Vila Saquarema (2021)

O início da sua trajetória nas artes visuais foi marcado pela relação com o universo das histórias em quadrinhos e dos desenhos animados. Outro ponto importante, considerado pelo artista como formador de suas referências e fundador do seu olhar e poética, é justamente sua relação com o carnaval e, para além do evento em si, uma ideia de carnavalização. Conforme conta, a convivência com a escola de samba está presente em sua vida desde sempre: “A família de minha mãe vem de escola de samba, somos da Acadêmicos do Sossego, então essa paixão e essa forma de ver a vida me influencia para além do artista, em tudo que faço”.

Iemanjá (2021)

Sua trajetória, embora recente, é marcada por essa consciência precisa sobre a estruturação de um sistema que por muito tempo foi feito por brancos para brancos. Conforme escreve em seu livro homônimo, Mulambö,publicado digitalmente e disponível em seu site: “Pouca coisa mostra pra gente que nossos corpos são feitos para produzir pensamento, sensibilidade e presença, mesmo que a gente produza isso desde sempre”. Mulambö sistematizou seus objetivos e correu atrás dos seus interesses. Não desistiu até encontrar uma linguagem própria, através da qual conseguisse comunicar sua mensagem. Nesse percurso, encontrou pares como Carla Santana, Ana Bia Silva, Isabela Cabeço, Yhuri Cruz, Ana Clara Tito, Ana Almeida, Jota Mombaça, e lugares de produção descentralizados, afro-centrados e de origem suburbana, onde sua história encontrava ressonância. A partir dali, um primeiro projeto de exposição começou a ser gestado, e as coisas começaram a acontecer. 
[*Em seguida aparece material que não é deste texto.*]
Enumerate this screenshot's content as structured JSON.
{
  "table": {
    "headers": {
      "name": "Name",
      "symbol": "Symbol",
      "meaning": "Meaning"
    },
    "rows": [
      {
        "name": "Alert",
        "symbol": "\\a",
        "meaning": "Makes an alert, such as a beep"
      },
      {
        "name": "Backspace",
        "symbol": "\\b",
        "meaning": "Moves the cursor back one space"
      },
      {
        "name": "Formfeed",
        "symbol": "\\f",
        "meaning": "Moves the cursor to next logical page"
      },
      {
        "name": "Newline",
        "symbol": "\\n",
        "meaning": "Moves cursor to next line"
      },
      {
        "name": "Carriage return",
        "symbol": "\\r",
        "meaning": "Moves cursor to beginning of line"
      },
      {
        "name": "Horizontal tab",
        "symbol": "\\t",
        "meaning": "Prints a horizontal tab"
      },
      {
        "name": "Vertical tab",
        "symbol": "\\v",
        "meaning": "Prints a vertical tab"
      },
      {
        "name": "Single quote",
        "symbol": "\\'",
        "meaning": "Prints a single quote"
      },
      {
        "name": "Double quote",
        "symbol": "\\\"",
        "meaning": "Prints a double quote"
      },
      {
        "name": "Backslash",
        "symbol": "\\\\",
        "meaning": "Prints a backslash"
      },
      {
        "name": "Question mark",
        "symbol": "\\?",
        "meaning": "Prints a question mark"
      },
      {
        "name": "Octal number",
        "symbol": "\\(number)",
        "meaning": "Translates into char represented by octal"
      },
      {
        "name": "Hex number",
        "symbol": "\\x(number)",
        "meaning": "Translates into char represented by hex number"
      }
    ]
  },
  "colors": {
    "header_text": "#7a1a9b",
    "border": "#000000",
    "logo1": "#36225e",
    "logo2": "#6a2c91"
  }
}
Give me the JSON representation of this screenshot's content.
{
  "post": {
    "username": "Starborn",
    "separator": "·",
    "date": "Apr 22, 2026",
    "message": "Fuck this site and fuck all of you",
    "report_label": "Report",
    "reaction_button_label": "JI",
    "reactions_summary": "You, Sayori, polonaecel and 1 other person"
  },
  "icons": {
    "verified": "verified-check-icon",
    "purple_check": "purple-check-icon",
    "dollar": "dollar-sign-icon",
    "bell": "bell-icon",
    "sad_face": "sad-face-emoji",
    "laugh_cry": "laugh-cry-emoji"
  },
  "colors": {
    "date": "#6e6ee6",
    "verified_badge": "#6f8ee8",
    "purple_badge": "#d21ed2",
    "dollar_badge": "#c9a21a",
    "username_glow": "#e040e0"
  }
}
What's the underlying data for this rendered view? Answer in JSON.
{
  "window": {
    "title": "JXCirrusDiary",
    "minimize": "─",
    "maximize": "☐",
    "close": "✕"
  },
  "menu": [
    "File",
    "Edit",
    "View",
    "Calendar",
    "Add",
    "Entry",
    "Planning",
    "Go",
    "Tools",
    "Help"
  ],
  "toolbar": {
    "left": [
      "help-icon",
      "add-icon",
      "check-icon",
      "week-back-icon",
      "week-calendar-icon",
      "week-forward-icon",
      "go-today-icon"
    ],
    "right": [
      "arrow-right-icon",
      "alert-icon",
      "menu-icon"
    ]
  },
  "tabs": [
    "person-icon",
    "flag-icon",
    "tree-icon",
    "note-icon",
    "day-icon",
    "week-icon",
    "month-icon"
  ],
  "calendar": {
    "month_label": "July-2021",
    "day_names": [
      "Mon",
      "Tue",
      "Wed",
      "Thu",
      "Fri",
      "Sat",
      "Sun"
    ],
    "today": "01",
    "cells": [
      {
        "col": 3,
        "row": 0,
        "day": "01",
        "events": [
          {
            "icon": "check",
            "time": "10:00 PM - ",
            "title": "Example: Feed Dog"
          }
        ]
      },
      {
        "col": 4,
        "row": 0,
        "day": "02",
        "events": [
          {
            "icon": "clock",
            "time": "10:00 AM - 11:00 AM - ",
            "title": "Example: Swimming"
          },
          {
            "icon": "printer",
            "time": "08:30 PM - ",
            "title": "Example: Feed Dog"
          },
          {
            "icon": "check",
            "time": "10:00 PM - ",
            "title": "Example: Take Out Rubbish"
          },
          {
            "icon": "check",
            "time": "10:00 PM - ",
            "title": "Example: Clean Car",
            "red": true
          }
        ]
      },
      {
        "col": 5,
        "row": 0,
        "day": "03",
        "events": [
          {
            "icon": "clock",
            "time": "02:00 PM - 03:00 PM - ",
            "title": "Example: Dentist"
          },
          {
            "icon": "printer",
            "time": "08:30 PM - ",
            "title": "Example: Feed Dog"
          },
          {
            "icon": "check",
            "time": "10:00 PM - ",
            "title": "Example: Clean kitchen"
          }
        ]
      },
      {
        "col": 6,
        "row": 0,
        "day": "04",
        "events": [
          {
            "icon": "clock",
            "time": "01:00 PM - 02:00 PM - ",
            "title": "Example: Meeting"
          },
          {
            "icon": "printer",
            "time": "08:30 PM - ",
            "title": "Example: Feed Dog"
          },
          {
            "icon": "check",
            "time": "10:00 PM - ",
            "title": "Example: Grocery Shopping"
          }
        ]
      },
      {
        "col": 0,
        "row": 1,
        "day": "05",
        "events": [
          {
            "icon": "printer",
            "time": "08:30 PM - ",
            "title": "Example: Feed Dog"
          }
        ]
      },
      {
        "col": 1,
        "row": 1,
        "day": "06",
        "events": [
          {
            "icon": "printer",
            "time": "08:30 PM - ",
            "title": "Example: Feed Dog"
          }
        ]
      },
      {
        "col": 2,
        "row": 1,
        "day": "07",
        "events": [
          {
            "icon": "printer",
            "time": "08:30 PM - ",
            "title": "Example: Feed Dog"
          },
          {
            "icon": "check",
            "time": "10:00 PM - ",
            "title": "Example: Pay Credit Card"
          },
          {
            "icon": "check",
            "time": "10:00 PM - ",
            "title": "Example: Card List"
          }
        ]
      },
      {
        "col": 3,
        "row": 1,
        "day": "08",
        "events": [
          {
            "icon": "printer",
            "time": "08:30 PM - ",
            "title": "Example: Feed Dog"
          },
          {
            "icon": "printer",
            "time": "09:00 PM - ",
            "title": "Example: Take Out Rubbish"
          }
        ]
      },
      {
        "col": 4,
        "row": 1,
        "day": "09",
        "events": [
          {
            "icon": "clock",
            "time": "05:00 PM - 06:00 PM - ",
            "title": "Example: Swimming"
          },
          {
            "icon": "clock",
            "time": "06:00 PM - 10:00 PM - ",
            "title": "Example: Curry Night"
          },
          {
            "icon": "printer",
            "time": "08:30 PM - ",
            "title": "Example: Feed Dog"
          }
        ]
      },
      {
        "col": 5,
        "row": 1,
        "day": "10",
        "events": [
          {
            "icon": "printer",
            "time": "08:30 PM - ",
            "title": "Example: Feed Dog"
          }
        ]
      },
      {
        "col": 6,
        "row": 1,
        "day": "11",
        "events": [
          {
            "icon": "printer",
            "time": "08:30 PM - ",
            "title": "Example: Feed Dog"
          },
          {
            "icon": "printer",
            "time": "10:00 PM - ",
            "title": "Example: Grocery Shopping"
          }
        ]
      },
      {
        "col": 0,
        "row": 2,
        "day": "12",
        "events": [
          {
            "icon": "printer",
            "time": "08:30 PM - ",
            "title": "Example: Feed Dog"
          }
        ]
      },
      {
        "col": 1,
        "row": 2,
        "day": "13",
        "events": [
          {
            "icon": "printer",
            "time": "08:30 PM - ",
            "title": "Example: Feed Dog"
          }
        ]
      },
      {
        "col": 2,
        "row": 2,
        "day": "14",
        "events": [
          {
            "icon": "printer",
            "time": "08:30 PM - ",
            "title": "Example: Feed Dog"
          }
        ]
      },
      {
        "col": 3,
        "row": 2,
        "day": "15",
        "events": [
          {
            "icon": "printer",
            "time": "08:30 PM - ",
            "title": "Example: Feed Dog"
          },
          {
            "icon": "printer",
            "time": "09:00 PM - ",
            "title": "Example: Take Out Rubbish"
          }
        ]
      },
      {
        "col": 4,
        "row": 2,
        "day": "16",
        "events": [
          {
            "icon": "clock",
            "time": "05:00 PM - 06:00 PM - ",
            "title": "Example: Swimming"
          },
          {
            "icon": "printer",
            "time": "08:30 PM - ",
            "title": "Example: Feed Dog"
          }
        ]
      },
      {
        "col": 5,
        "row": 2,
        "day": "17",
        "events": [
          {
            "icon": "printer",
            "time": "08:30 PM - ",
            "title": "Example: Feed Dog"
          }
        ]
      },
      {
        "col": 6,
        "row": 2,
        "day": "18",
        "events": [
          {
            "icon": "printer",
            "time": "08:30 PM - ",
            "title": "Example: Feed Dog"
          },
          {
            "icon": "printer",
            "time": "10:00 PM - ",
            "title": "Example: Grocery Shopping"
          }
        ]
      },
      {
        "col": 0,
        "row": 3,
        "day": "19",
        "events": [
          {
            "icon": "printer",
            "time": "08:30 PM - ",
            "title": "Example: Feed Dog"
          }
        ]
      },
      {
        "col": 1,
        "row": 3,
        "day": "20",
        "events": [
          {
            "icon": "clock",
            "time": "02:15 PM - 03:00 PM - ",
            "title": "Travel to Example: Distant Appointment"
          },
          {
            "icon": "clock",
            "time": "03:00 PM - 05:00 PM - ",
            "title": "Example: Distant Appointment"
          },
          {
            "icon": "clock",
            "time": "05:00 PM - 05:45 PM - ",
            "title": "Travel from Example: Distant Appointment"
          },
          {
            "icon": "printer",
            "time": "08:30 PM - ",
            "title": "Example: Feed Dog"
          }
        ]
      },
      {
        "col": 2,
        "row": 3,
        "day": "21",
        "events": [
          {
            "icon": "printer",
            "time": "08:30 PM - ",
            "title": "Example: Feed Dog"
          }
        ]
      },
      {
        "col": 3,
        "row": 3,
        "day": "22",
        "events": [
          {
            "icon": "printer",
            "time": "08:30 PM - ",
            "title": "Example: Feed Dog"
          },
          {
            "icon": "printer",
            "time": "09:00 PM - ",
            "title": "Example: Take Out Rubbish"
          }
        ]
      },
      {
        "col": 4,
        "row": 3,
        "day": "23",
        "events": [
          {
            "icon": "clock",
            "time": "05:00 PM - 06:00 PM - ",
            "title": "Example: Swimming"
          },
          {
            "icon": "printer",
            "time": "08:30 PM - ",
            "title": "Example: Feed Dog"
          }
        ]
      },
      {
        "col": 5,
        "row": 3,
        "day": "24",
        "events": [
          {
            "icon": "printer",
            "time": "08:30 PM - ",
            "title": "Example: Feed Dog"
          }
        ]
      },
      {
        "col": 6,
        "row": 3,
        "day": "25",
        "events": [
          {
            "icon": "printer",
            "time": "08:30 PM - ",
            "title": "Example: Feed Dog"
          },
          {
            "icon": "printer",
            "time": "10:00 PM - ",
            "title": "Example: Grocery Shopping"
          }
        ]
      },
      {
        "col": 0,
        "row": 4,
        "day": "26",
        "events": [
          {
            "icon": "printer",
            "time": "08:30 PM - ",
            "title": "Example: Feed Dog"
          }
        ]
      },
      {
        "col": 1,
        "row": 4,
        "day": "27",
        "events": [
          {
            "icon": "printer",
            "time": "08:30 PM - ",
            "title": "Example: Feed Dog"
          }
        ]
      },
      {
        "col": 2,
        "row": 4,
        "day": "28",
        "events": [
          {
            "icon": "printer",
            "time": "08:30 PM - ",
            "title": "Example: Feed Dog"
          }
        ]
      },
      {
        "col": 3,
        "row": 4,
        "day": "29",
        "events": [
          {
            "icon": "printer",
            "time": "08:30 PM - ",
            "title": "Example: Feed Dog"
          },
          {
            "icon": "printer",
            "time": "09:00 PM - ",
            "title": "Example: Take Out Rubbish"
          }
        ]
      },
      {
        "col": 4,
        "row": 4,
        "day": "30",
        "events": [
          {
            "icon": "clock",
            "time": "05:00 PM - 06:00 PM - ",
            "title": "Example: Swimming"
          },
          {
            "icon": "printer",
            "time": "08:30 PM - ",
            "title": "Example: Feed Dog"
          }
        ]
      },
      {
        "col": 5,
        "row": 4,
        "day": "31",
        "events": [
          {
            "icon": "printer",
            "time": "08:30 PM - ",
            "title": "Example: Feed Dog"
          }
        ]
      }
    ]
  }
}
Com pleno entendimento do papel da internet e das redes sociais para a promoção dos artistas hoje em dia, ele focou em produzir algo para aquele meio. E foram justamente seus desenhos digitais, publicados no Instagram e feitos sobre fotografias em preto e branco, apropriadas de outros fotógrafos, que chamaram atenção do professor e curador geral do Museu de Arte do Rio de Janeiro (MAR), Marcelo Campos: “Quando conheci o Mulambö, fiquei bem impressionado com a obra dele e onde ele estava com as relações das imagens. Eram fotografias muitas vezes preexistentes, e ele então se apropriava dessas imagens e criava outros elementos. Criava intervenções, colocava cores, escrevia em cima das imagens, e isso dava um caráter muito original, muito singular ao trabalho dele, ao mesmo tempo que demonstrava uma relação muito direta com a ideia de uma representação mais popular, mas uma representação mais ampliada. Essas imagens, que pareciam ter uma espécie de comentário sobre o mundo de um modo muito dinâmico, me impressionaram bastante”, comenta ao se referir aos desenhos que compõem a série Xarpigrafias (2019).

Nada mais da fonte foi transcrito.